Jackson's staff wanted me to be in the Dorchester Hotel, Park Lane, and they wanted me now - he had just arrived at Heathrow, and the shoot must happen this afternoon, they said.
A few hours later I was in the Dorchester with my dreams of a beautiful, personal and insightful portrait - but the plans changed
Jackson had decided that his children should see his waxwork at Madame Tussauds, and that this was to be "the picture". The Madame Tussauds museum had been closed to the public, and we found ourselves at Marylebone, waiting for the King of Pop to arrive with his children.
At this eleventh hour, important-looking people began telling me what I could and couldn't do: the children must not be photographed, and I must not talk to them. In fact, maybe I should not even be in the same room as the children? Then, maybe I could stay in the same room, but I wasn't to look at them. I nodded.
He walks in, quiet, shy, wearing sunglasses, but unmistakeably he is Michael Jackson.
Each of his children is wearing what appear to be string bags over their heads, similar to the nets in which you'd buy tangerines or lemons from the supermarket. The child I think is Prince Michael is wearing a yellow net, and Paris is wearing a dark green one. The baby is passed around, wearing a red version. My jaw drops.
The first problem is identifying which waxwork is Michael Jackson, because, quite honestly, the two Michaels do not look alike. In fact, the real Jackson doesn't really even want to acknowledge the Thriller version of himself, a somewhat darker-skinned image than he is today.

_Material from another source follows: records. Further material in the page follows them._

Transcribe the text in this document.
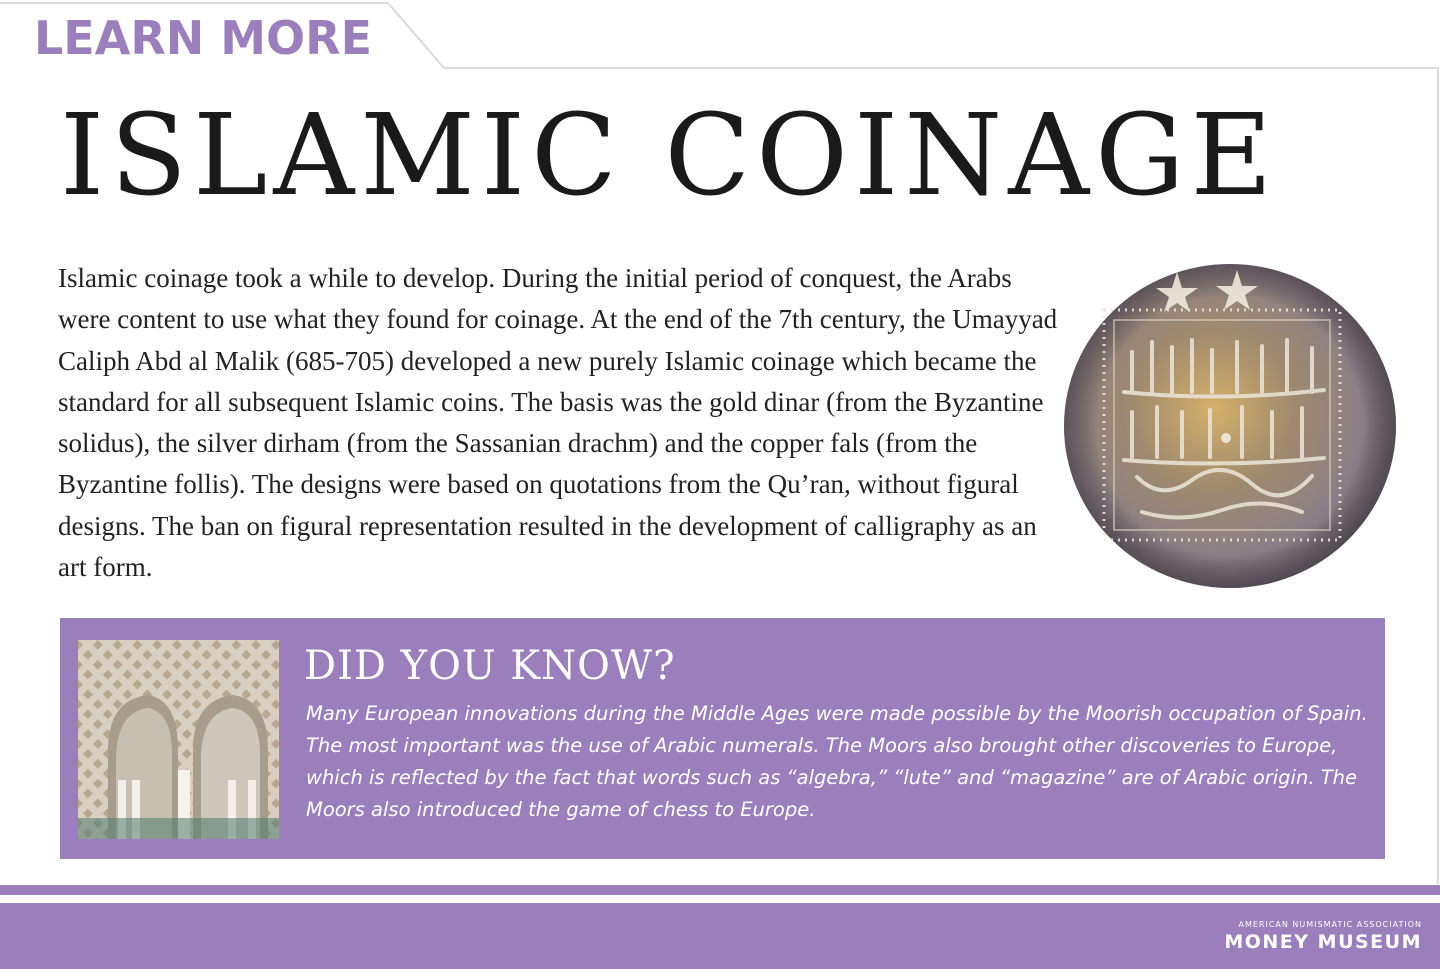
LEARN MORE
ISLAMIC COINAGE

Islamic coinage took a while to develop. During the initial period of conquest, the Arabs were content to use what they found for coinage. At the end of the 7th century, the Umayyad Caliph Abd al Malik (685-705) developed a new purely Islamic coinage which became the standard for all subsequent Islamic coins. The basis was the gold dinar (from the Byzantine solidus), the silver dirham (from the Sassanian drachm) and the copper fals (from the Byzantine follis). The designs were based on quotations from the Qu’ran, without figural designs. The ban on figural representation resulted in the development of calligraphy as an art form.

DID YOU KNOW?

Many European innovations during the Middle Ages were made possible by the Moorish occupation of Spain. The most important was the use of Arabic numerals. The Moors also brought other discoveries to Europe, which is reflected by the fact that words such as “algebra,” “lute” and “magazine” are of Arabic origin. The Moors also introduced the game of chess to Europe.

AMERICAN NUMISMATIC ASSOCIATION
MONEY MUSEUM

I hold him in position with the briefest of conversations, and in between firing off the pictures, I am instantly won over by his gentle manner, his politeness, his unmistakable voice and his charm. He is a real person, a man and a father, engaging, sweet, concerned and shockingly normal - and standing next to this weird wax effigy magnifies all that is the real Michael Jackson.

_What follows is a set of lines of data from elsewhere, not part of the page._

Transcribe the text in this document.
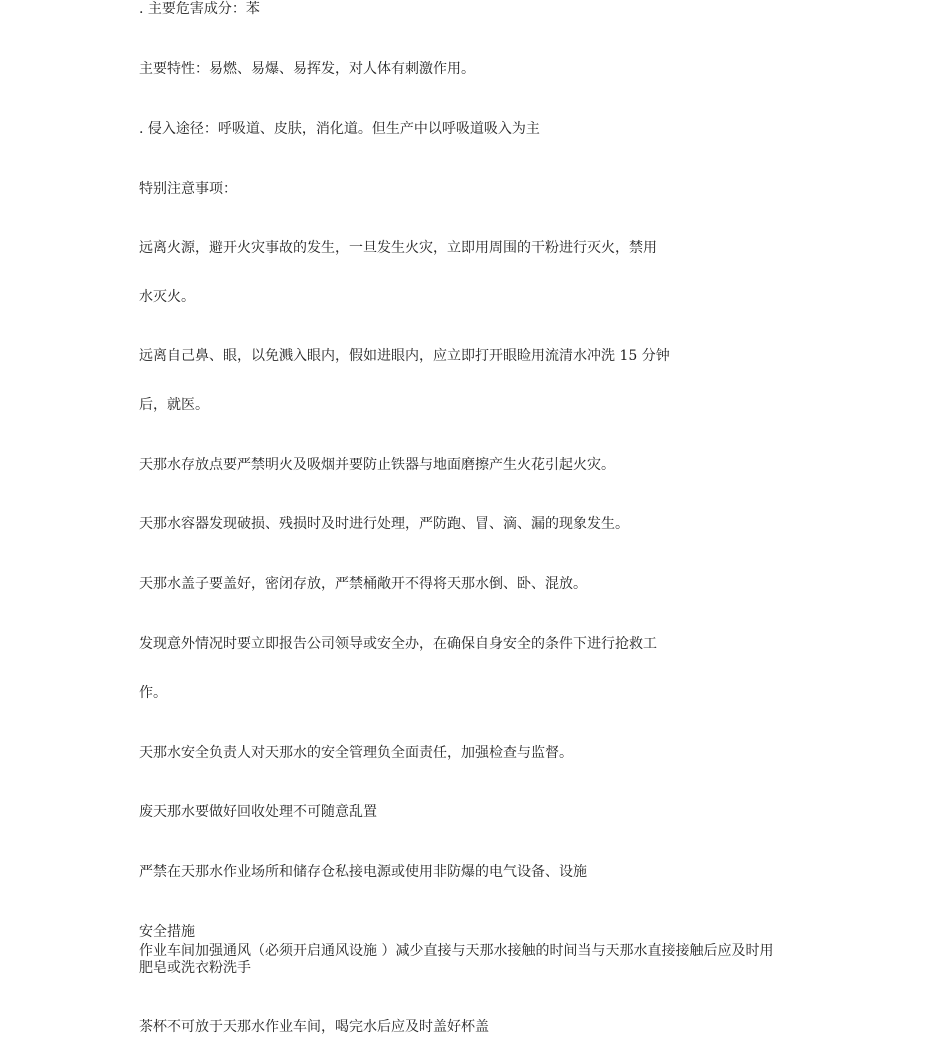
. 主要危害成分：苯

主要特性：易燃、易爆、易挥发，对人体有刺激作用。

. 侵入途径：呼吸道、皮肤，消化道。但生产中以呼吸道吸入为主

特别注意事项：

远离火源，避开火灾事故的发生，一旦发生火灾，立即用周围的干粉进行灭火，禁用

水灭火。

远离自己鼻、眼，以免溅入眼内，假如进眼内，应立即打开眼睑用流清水冲洗 15 分钟

后，就医。

天那水存放点要严禁明火及吸烟并要防止铁器与地面磨擦产生火花引起火灾。

天那水容器发现破损、残损时及时进行处理，严防跑、冒、滴、漏的现象发生。

天那水盖子要盖好，密闭存放，严禁桶敞开不得将天那水倒、卧、混放。

发现意外情况时要立即报告公司领导或安全办，在确保自身安全的条件下进行抢救工

作。

天那水安全负责人对天那水的安全管理负全面责任，加强检查与监督。

废天那水要做好回收处理不可随意乱置

严禁在天那水作业场所和储存仓私接电源或使用非防爆的电气设备、设施

安全措施

作业车间加强通风（必须开启通风设施 ）减少直接与天那水接触的时间当与天那水直接接触后应及时用

肥皂或洗衣粉洗手

茶杯不可放于天那水作业车间，喝完水后应及时盖好杯盖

Photo shoot over, and with a deep sigh I lower my camera. Clunk.
"Ouch"
Where did that come from, that squeak? Looking down, I see a mini person, face shrouded in a net, rubbing their forehead.

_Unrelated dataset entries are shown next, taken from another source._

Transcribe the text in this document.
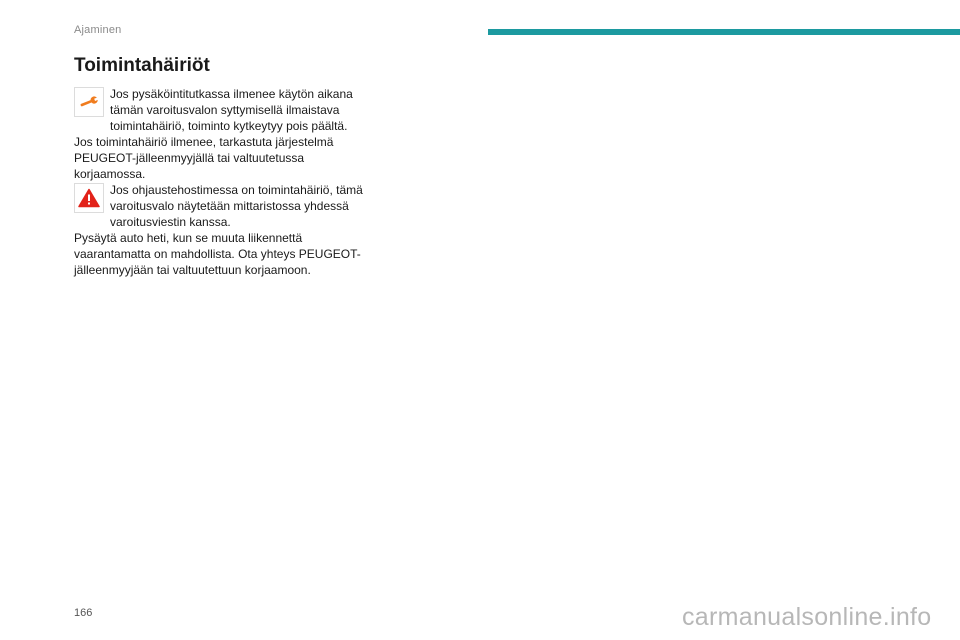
Ajaminen
Toimintahäiriöt

Jos pysäköintitutkassa ilmenee käytön aikana tämän varoitusvalon syttymisellä ilmaistava toimintahäiriö, toiminto kytkeytyy pois päältä.

Jos toimintahäiriö ilmenee, tarkastuta järjestelmä PEUGEOT-jälleenmyyjällä tai valtuutetussa korjaamossa.

Jos ohjaustehostimessa on toimintahäiriö, tämä varoitusvalo näytetään mittaristossa yhdessä varoitusviestin kanssa.

Pysäytä auto heti, kun se muuta liikennettä vaarantamatta on mahdollista. Ota yhteys PEUGEOT-jälleenmyyjään tai valtuutettuun korjaamoon.

166	carmanualsonline.info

Oh my God - I have just hit Paris Jackson on the head with my camera.
"Ooops - sorry sausage, you OK there?" I see a cross expression underneath the net.
"I'm fine, but YOU HIT ME with your camera."
"I am so sorry. Are you OK, sausage?"
An enormous hulk of a shaven-headed security guard with cold eyes, a radio cable coiled in his ear and a sweating scalp leaps forward and tightly grabs my arm, bellowing "What did you say to her?"
I stammer: "What?"
"I said, 'what did you say to her?'"
"'I said 'Sorry, are you OK sausage?'"
"You called her SAUSAGE?"
"Errr - yes?"
Holding the earpiece tightly into his ear he mutters into the microphone hidden up his sleeve.
"Yes, he called her 'sausage' - I repeat, he called her 'sausage'."
Suddenly there are three of these guys all around me, pressing the radios deep into their heads, all jabbering into their sleeves. I am exasperated.
"Jeez, I have four of my own children. It's a term of affection. They all get called sausage at some stage."
Then, melting away back into the shadows, they disappear as quickly as they'd appeared. I move forward and join the family. Jackson smiles at me, and once again, I am won over. I am happy with the picture, I am happy that the child is OK, and I am happy Jackson is smiling with me. I text my wife: "Guess who my New Best Friend is?"
A crowd has gathered outside Madame Tussauds, and Jackson is asking whether the crowd is ready. Ready for what, I wonder. A people carrier is pulled up as close to the door as the pavement will allow. Between the building and the car the crowds are shouting, chanting, baying, hollering for "Michael", and he, inside, nods that it is OK for the children to go ahead, one by one.
Individually they are escorted across the short stretch of pavement to the open door of the people-carrier, with the deafening shouting getting louder with the appearance of each child. I am wondering what these poor children could possibly think is happening?
A mass of lunatics, screaming "Where are you? Where's Michael? We want YOU, Michael". These little people, faces covered in netting, cling to Michael's trousers until it is their turn to run the gauntlet.